One of the most genre-ambiguous films in recent memory, written and directed by Daniel Kwan and Daniel Scheinert, Everything Everywhere All At Once deliberately clouds references and yet manages to capture the zeitgeist of our times.
The film revolves around the matriarch of a Chinese-American immigrant family — the Wangs — who must connect different versions of herself in parallel universes to stop someone from ruining the multiverse.
Here’s why you should watch Everything Everywhere All At Once, which has released in the theatres today.
Intergalactic dysfunctional family drama
A still from Everything Everywhere All At Once. Twitter
The film presents a family struggling to remain as a unit and unfolds as an intergalactic coming-of-age drama. The IRS is auditing Evelyn Wang (played by Michelle Yeoh), an immigrant from China, who runs a tiny laundromat with her husband Waymond (played by Ke Huy Quan). James Hong, her long-estranged father, is scheduled to fly in from Hong Kong.
Years after defying him and eloping to marry the man she loved, Evelyn desperately wants to prove to her father that she has built a happy life. However, things are not going well between the couple as Waymond is ready to serve Evelyn the divorce papers. Joy (played by Stephanie Hsu), the queer daughter of this couple, wants Evelyn to embrace her white girlfriend. The stage is set for a loud family drama in which chaos serves as the basis for harmony.
A strong ensemble cast led by Michelle Yeoh
A still from Everything Everywhere All At Once. Twitter
The outstanding Michelle Yeoh carries Everything Everywhere All At Once on her shoulders. As her daughter, Hsu supports Yeoh in portraying a range of emotions. Hollywood heavyweight Jamie Lee Curtis is both scary and endearing in her multiple roles as an audit inspector. But Ke Huy Quan manages to keep our attention on him as Evelyn’s meek and goofy husband, Waymond Wang, and all his multiple versions, including the all-important Alphaverse jumper in search of the right Evelyn.
A multiverse of madness
A still from Everything Everywhere All At Once. Twitter
Let’s talk about the multiverse, something which has hitherto been reserved for caped superheroes or high-budget sci-fi films. Everything Everywhere All At Once brings the multiverse to common households — it could be anywhere, anything. The bizarre multiverse of this eccentric film includes a bagel-shaped black hole, humans with hot dogs for fingers, a Hong Kong martial arts movie star, a mega-villain with a painful past, a Ratatouille-inspired chef, a Wong Kar-wai-style couple reflecting on lost chances in the neon-lit streets of Hong Kong, two rocks having an existential conversation and kung-fu action sequences.

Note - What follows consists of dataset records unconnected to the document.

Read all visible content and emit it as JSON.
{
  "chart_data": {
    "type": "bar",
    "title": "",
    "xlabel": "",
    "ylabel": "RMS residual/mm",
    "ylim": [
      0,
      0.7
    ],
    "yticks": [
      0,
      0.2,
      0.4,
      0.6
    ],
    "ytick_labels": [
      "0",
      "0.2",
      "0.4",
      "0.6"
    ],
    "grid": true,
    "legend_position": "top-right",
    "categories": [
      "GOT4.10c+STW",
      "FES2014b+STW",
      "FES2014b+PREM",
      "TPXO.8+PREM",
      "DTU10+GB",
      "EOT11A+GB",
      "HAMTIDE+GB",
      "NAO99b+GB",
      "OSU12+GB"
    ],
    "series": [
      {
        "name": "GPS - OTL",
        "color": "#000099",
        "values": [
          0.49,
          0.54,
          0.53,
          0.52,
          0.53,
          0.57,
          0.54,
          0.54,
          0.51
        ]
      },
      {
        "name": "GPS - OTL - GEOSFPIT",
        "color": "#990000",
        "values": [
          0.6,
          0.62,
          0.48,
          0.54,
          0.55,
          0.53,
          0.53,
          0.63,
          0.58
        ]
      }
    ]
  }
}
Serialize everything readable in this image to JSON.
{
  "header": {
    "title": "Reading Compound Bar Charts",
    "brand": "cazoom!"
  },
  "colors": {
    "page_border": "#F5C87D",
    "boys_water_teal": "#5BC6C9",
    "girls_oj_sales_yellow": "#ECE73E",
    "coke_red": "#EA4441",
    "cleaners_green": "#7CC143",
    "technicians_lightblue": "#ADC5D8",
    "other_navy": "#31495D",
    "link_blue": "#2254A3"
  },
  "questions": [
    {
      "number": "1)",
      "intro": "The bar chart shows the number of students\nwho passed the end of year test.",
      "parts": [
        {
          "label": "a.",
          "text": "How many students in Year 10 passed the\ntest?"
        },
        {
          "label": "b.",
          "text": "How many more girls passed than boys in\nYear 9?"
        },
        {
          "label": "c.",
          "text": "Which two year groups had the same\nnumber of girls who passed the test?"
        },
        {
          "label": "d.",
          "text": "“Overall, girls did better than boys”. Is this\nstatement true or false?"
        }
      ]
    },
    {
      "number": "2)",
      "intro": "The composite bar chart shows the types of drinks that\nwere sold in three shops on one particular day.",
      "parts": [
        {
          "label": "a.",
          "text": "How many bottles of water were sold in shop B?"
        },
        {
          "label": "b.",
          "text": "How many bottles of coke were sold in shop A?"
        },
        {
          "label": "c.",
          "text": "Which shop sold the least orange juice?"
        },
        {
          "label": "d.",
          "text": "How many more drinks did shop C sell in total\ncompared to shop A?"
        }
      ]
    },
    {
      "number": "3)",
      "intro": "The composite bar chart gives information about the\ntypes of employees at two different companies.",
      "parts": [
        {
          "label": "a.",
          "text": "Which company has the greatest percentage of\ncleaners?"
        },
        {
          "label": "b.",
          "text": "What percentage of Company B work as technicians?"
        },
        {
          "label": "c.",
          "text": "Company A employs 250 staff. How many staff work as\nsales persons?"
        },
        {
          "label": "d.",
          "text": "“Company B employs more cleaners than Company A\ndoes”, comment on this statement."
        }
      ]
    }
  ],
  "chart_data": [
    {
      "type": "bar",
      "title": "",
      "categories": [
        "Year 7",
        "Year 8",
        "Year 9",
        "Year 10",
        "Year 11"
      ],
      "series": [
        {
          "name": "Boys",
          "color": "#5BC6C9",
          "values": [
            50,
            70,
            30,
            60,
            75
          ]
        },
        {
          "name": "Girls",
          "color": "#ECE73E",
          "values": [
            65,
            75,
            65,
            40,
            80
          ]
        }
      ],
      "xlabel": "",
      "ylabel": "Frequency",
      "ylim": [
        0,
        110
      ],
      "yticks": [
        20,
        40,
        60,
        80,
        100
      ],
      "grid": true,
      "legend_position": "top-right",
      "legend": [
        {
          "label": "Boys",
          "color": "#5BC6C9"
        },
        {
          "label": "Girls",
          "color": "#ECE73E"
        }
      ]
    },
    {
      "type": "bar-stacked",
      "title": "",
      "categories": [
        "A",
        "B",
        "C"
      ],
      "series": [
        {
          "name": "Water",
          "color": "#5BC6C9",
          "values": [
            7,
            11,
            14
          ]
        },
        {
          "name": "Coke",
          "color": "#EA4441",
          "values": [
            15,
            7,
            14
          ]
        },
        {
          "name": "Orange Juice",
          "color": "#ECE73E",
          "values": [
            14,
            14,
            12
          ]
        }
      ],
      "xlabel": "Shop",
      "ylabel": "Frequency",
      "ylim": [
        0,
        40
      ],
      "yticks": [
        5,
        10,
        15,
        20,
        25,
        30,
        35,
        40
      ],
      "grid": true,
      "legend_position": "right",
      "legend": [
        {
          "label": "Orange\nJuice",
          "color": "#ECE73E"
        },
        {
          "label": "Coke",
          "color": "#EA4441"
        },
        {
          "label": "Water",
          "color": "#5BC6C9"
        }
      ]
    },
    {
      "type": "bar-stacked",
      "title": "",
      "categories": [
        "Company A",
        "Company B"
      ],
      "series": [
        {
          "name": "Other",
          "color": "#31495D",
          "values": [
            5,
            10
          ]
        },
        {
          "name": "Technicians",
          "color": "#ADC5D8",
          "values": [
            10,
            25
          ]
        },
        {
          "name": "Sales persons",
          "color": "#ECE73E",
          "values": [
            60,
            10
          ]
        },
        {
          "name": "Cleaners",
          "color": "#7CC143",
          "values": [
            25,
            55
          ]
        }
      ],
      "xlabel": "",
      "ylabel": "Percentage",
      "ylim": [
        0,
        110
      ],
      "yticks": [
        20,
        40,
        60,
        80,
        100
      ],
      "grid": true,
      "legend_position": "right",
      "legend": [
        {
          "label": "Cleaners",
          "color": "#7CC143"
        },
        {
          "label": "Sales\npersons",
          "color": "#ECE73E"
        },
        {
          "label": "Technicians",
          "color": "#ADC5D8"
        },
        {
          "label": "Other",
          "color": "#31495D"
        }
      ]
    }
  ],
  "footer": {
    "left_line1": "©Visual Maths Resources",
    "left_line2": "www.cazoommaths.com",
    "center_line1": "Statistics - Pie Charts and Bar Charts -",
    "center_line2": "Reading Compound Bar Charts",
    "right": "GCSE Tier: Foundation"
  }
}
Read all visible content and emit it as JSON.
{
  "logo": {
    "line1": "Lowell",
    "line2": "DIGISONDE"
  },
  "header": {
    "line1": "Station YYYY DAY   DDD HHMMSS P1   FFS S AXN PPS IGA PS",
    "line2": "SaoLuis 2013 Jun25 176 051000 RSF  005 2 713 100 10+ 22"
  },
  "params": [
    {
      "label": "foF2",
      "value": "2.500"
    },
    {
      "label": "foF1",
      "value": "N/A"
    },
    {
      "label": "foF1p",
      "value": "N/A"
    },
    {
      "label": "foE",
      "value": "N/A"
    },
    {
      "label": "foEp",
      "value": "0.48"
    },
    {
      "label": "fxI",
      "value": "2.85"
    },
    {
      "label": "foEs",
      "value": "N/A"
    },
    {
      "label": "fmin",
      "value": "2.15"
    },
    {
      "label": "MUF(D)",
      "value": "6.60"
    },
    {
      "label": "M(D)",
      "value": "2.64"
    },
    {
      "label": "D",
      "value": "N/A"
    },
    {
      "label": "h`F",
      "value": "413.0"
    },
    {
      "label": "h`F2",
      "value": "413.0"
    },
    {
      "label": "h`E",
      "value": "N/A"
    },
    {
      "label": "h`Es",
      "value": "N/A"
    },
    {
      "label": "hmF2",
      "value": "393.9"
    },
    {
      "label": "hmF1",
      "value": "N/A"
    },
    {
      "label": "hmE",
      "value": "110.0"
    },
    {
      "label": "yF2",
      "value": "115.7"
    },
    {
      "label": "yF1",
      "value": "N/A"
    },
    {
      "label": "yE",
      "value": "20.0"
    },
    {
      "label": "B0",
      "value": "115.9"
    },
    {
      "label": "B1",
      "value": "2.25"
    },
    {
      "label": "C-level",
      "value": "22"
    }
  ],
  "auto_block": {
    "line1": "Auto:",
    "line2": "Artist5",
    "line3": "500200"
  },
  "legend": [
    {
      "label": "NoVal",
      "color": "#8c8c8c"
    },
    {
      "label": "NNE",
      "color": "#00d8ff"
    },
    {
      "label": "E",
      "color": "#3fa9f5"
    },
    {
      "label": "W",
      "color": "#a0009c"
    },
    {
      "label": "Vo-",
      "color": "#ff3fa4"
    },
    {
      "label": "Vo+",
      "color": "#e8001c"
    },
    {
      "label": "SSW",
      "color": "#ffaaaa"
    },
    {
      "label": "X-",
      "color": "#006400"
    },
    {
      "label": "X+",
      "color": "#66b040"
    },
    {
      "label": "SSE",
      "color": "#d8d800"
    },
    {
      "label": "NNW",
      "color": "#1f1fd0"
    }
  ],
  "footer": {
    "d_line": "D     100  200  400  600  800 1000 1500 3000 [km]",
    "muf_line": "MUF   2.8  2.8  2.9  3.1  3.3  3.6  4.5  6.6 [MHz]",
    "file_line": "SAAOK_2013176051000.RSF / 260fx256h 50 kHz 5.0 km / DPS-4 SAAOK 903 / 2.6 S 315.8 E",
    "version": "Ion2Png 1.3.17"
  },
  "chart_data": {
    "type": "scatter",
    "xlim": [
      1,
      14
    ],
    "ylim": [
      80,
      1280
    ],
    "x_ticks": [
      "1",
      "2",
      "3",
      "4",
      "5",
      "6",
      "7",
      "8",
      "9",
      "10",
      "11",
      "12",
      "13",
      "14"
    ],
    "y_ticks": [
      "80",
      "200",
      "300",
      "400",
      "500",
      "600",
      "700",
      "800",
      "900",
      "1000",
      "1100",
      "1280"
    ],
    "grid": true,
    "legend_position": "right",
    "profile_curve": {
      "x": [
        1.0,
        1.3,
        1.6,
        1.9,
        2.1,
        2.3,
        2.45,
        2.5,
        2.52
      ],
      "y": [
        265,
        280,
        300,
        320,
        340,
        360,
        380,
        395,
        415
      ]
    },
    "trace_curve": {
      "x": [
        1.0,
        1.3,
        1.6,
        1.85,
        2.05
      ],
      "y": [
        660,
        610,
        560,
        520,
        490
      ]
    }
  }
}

Multiverse as a metaphor for life on the internet
A still from Everything Everywhere All At Once. Twitter
Apart from the technical marvels and superlative storytelling, Everything Everywhere All At Once essentially portrays the battle between existentialism and nihilism through its multiverse, which acts as a metaphor for our own world and only too real experience of the internet. With the internet, we can whiz through the maze of endless ideas and so don’t need a real multiverse to pierce the clay pot of our minds. The internet has always been a double-edged sword, and this film puts forward this simple message in the most entertaining way possible.
An ode to cinema by the Daniels
A still from Everything Everywhere All At Once. Twitter
The directors pay tribute to cinema as their ambitious multiverse project is a nod to several movies. Different lenses and aspect ratios have been used to define the various alternate universes in Everything Everywhere All At Once to create the worlds where you could find a Punch Drunk Love-inspired teppanyaki chef secretly puppeteered by a raccoon, a Carol-inspired universe of hot dog fingers or an In The Mood For Love-inspired world of a Hong Kong superstar.